Each country must determine what its real objectives are and prepare to make important concessions.

The ultimate goal of the next stage of negotiations for both sides should be very clear: to reach an equitable deal that lowers barriers to trade and investment. If both countries follow the same rule-based system, freer trade lowers consumer prices, promotes competition, improves efficiency, stimulates innovation, and ultimately leads to greater economic growth. In the service of this aim, each country must determine what its real objectives are and prepare to make important concessions.

The United States must decide whether what it really wants is access to the Chinese market and better prices for U.S. consumers, or whether it simply wants to contain China’s rise at all costs. Washington cannot have it both ways. The former aim could ultimately lead to a trade deal, but the latter never will.

For its part, Beijing must finally decide what to do with the most pernicious holdover from its planned economy days: China’s inefficient state-owned sector. Business leaders generally believe that this sector will be the complicating factor in Phase II negotiations. But it need not be. China’s own stated goal is to let the market be the decisive force in the allocation of resources in the country. China should continue to restructure, reform, downsize, and privatize the state sector in accordance with this goal, not just because doing so may entice the United States to stop the trade war but because such reforms will be good for China. Whenever China has undertaken market reforms, for example in 1992 and in the early 2000s, its economic growth has surged. Conversely, its growth suffers when the pace of reform slows down.
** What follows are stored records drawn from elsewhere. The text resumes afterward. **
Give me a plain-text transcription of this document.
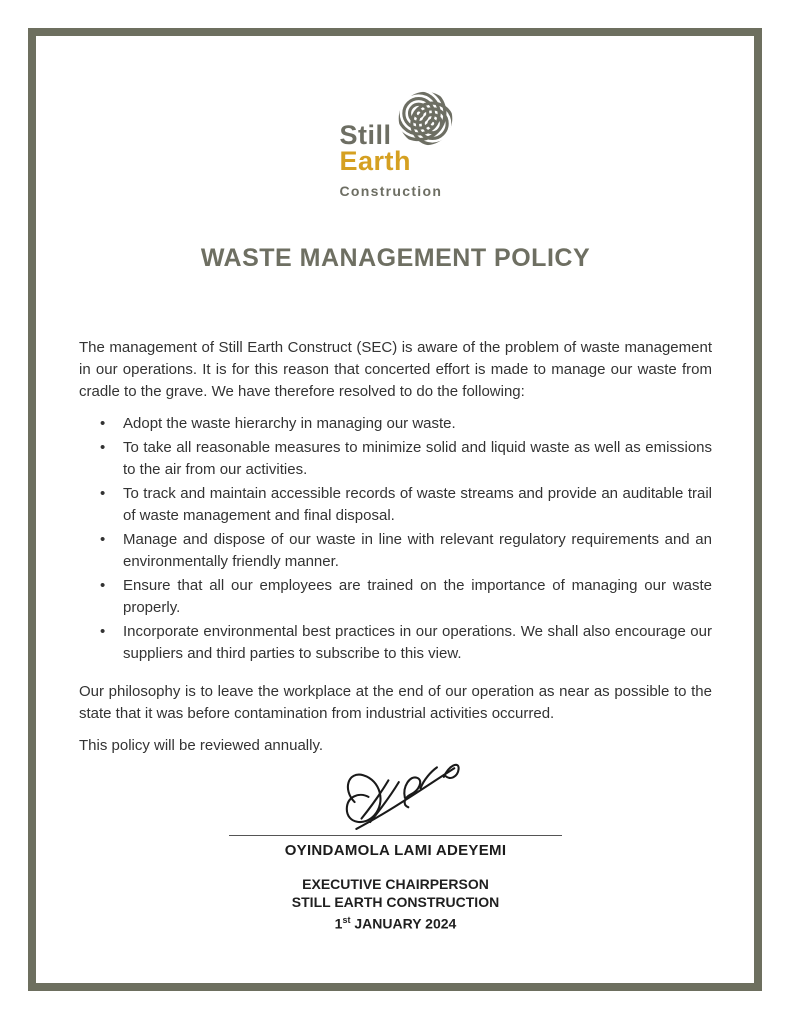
Still
Earth
Construction
WASTE MANAGEMENT POLICY

The management of Still Earth Construct (SEC) is aware of the problem of waste management in our operations. It is for this reason that concerted effort is made to manage our waste from cradle to the grave. We have therefore resolved to do the following:

• Adopt the waste hierarchy in managing our waste.
• To take all reasonable measures to minimize solid and liquid waste as well as emissions to the air from our activities.
• To track and maintain accessible records of waste streams and provide an auditable trail of waste management and final disposal.
• Manage and dispose of our waste in line with relevant regulatory requirements and an environmentally friendly manner.
• Ensure that all our employees are trained on the importance of managing our waste properly.
• Incorporate environmental best practices in our operations. We shall also encourage our suppliers and third parties to subscribe to this view.

Our philosophy is to leave the workplace at the end of our operation as near as possible to the state that it was before contamination from industrial activities occurred.

This policy will be reviewed annually.

OYINDAMOLA LAMI ADEYEMI
EXECUTIVE CHAIRPERSON
STILL EARTH CONSTRUCTION
1st JANUARY 2024
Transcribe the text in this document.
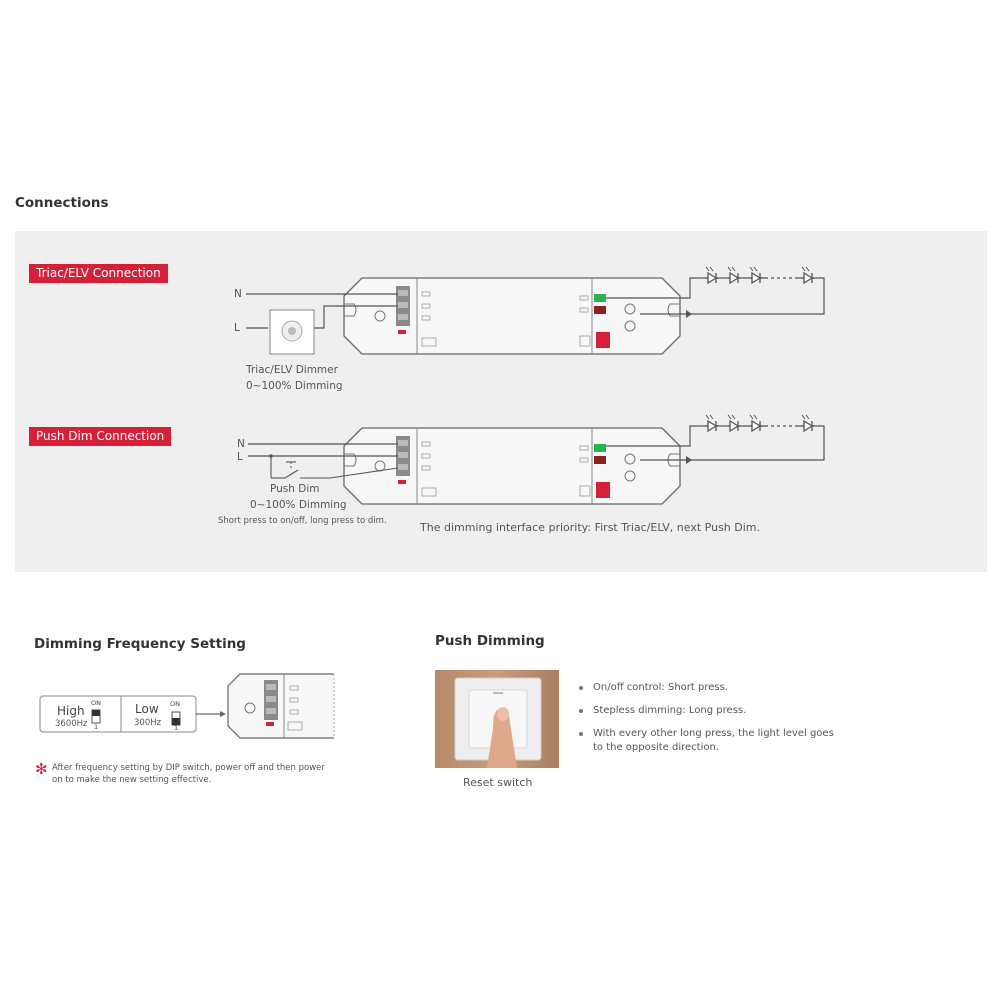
Connections
Triac/ELV Connection
Push Dim Connection
N
L
Triac/ELV Dimmer
0~100% Dimming
N
L
Push Dim
0~100% Dimming
Short press to on/off, long press to dim.	The dimming interface priority: First Triac/ELV, next Push Dim.
Dimming Frequency Setting
High
3600Hz
ON
1
Low
300Hz
ON
1
✻ After frequency setting by DIP switch, power off and then power
on to make the new setting effective.
Push Dimming
Reset switch
On/off control: Short press.
Stepless dimming: Long press.
With every other long press, the light level goes
to the opposite direction.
The process through which the parties reached their Phase I agreement was torturous, and Phase II will likely be even tougher, because more is at stake. At issue will be not only economic considerations but also political ones: for example, how a final trade deal could influence the U.S. presidential election in November. The talks may need to proceed through multiple phases for the countries to resolve their differences. But the global economy will benefit from continued work, on both sides, toward reducing trade tensions. If Phase II leads the United States and China to more trade and greater economic cooperation than they had before the trade war, then both countries will have managed to win.